Creative, high impact products come in many shapes and forms. For example, take Alinker, a walking bike designed to enable users with limited mobility a way to more easily get around.
Alinker includes a light frame with a wheel and seating arrangement which allows users to rest on the seat in a substantially standing position. Requiring users to make a movement similar to many gliders, the Alinker walking bike enables users who may have difficulty on traditional bicycles, such as amputees, a way to enjoy bicycling again. The Alinker further may serve as a more comfortable, more mobile walker compared to traditional walker devices. Overall, the Alinker walking bike has the potential to bring improved mobility and the fun of bicycling back to many people’s lives.

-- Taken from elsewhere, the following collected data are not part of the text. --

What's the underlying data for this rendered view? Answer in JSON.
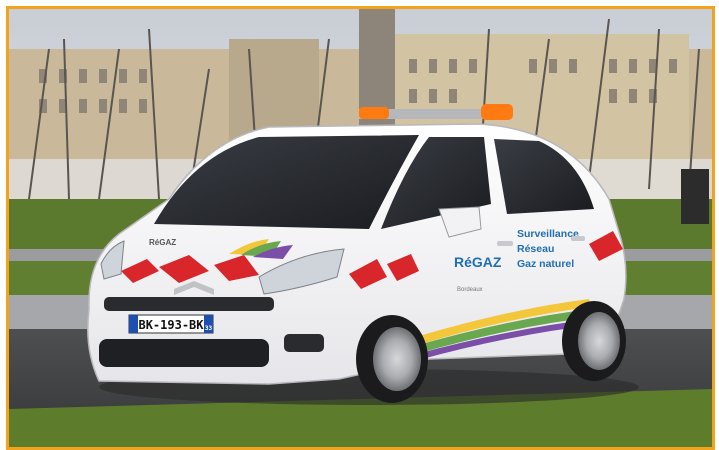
{
  "photo": {
    "plate": "BK-193-BK",
    "plate_region": "33",
    "hood_logo": "RéGAZ",
    "door_logo": "RéGAZ",
    "door_tagline": "Bordeaux",
    "door_service_lines": [
      "Surveillance",
      "Réseau",
      "Gaz naturel"
    ],
    "frame_color": "#f2a21b",
    "beacon_color": "#ff7a10",
    "stripe_red": "#d8262a",
    "text_blue": "#1f6fb3"
  }
}
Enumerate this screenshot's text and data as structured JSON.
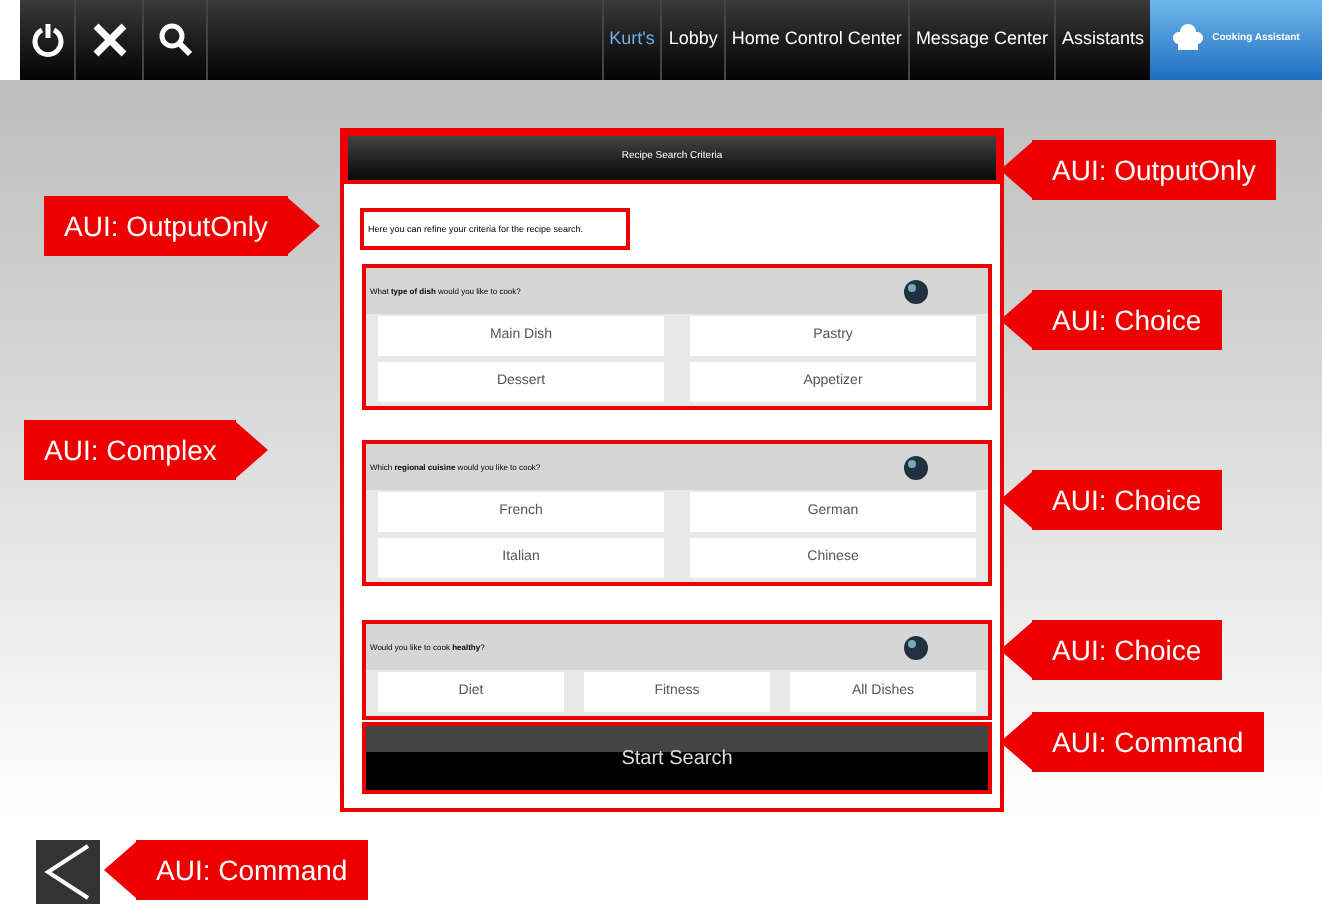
{
  "toolbar": {
    "nav": [
      {
        "label": "Kurt's",
        "selected": true
      },
      {
        "label": "Lobby",
        "selected": false
      },
      {
        "label": "Home Control Center",
        "selected": false
      },
      {
        "label": "Message Center",
        "selected": false
      },
      {
        "label": "Assistants",
        "selected": false
      }
    ],
    "logo_text": "Cooking Assistant"
  },
  "panel": {
    "title": "Recipe Search Criteria",
    "intro": "Here you can refine your criteria for the recipe search.",
    "groups": [
      {
        "question": "What **type of dish** would you like to cook?",
        "options": [
          "Main Dish",
          "Pastry",
          "Dessert",
          "Appetizer"
        ]
      },
      {
        "question": "Which **regional cuisine** would you like to cook?",
        "options": [
          "French",
          "German",
          "Italian",
          "Chinese"
        ]
      },
      {
        "question": "Would you like to cook **healthy**?",
        "options": [
          "Diet",
          "Fitness",
          "All Dishes"
        ]
      }
    ],
    "command": "Start Search"
  },
  "annotations": [
    {
      "text": "AUI: OutputOnly"
    },
    {
      "text": "AUI: OutputOnly"
    },
    {
      "text": "AUI: Choice"
    },
    {
      "text": "AUI: Complex"
    },
    {
      "text": "AUI: Choice"
    },
    {
      "text": "AUI: Choice"
    },
    {
      "text": "AUI: Command"
    },
    {
      "text": "AUI: Command"
    }
  ]
}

Given the potential of the Alinker walking bike to have such a positive impact, it is great to see that there have already been investments directed towards protecting intellectual property for the Alinker. In particular, there is currently a U.S. patent (U.S. Pat. No. 9,623,926 B2) issued to Barbara Elisabeth Alink, the inventor of the Alinker, as well as several other additional filings that are pending.
With the various aspects of the Alinker which contribute to its functionality, such as the sizing and arrangement of the wheels, the seat height, and the handles, to name a few, it will be interesting to see the directions these patent filings will go to protect the Alinker. What is particularly interesting is that Alinker seems to be taking a portfolio approach, rather than relying on a single patent filing.Portfolio development can sometimes be the deciding difference in establishing intellectual property that helps grow the business.